Complying with other GDPR Principles
In addition to the lawful basis of processing personal data, other principles set out in the GDPR should be considered such as:
- Data minimisation (only the minimum relevant amount of personal data necessary for processing must be collected and used)
- Data security (personal data must be processed in a manner that ensures appropriate security of the personal data)
- Limitation on the use of data (personal data is only processed for the purpose the personal data was collected for)
- Retention of data (personal data should not be stored for longer than necessary)
- Accuracy of data (personal data must be kept up to date)
and the technology provider must be able to demonstrate compliance with the principles set out in the GDPR.
International Transfers of Personal Data
For those technology providers who transfer personal data outside of the EEA, making the personal data anonymous means the restrictions on international transfers of personal data set out in the GDPR will not apply. When anonymization isn't possible, the technology provider should consider if the non-EEA country has a legal framework in place that the EU Commission has deemed to be "adequate" in providing protection for individuals’ rights and freedoms for their personal data. If no adequacy decision has been made in respect to such non-EEA country, then the technology provider may have to engage the party importing the data using standard data protection clauses adopted by the EU Commission. The standard contractual clauses must be used in their entirety and without amendment.

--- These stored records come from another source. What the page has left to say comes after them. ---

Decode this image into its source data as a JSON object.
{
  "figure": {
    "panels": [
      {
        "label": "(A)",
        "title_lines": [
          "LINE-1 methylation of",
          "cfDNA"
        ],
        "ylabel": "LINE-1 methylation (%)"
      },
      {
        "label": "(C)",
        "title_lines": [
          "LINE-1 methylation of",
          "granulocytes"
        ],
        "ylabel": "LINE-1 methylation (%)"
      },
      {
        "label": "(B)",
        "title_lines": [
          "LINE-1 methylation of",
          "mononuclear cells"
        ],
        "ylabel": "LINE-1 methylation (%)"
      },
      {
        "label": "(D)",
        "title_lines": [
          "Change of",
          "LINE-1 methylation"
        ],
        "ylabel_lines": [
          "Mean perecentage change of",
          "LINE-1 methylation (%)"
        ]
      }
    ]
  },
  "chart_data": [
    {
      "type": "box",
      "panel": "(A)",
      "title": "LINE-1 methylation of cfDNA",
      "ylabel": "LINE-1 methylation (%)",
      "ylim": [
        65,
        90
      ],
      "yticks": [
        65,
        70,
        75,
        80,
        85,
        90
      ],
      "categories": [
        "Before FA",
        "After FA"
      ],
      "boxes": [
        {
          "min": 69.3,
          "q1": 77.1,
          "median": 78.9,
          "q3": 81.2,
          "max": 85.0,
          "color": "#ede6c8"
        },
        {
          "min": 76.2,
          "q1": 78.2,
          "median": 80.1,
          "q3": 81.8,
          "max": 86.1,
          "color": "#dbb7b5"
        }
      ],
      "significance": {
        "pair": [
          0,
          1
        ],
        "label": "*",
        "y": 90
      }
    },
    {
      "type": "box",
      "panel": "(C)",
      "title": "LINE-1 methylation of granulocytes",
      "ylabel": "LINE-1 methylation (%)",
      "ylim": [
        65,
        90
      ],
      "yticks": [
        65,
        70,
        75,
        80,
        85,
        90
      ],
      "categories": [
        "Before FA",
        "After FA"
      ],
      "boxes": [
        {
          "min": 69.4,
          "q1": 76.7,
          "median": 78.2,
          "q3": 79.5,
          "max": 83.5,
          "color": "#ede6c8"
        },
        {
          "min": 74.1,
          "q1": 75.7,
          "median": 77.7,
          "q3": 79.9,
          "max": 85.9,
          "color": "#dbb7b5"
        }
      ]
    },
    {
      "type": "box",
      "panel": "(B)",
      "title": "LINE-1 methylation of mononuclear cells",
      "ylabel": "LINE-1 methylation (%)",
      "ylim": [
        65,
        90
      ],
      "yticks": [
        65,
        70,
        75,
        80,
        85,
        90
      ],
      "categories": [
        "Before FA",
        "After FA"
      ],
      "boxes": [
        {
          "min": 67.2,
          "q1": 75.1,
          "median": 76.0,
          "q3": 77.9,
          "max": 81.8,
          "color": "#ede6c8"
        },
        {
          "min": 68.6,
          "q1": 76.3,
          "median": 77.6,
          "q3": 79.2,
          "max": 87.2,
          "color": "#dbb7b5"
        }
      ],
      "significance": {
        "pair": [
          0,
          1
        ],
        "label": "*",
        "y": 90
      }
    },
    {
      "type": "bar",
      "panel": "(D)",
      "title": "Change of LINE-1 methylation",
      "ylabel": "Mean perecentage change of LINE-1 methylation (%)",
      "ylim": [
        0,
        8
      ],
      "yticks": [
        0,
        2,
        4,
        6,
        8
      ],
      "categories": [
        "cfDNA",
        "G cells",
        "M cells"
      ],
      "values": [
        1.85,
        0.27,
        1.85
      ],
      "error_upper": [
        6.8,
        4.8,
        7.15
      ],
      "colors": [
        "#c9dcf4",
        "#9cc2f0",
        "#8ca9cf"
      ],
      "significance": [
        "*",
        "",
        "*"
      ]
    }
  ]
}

Following BREXIT, transfers of personal data from the UK to countries outside of the UK will be subject to transfer rules under the UK regime, which shouldn't be dissimilar to the rules set out in the GDPR. Transfers from the UK to the EEA shouldn't be restricted. If the UK leaves the EU without a deal, organisations can't assume that an adequacy decision will be in place for the UK immediately following exit day. As such organisations with EEA customers may also need to adopt the standard data protection clauses into their agreements. Following BREXIT, UK organisations which process the personal data of EEA data subjects will need to comply with both the GDPR and the UK data protection regime.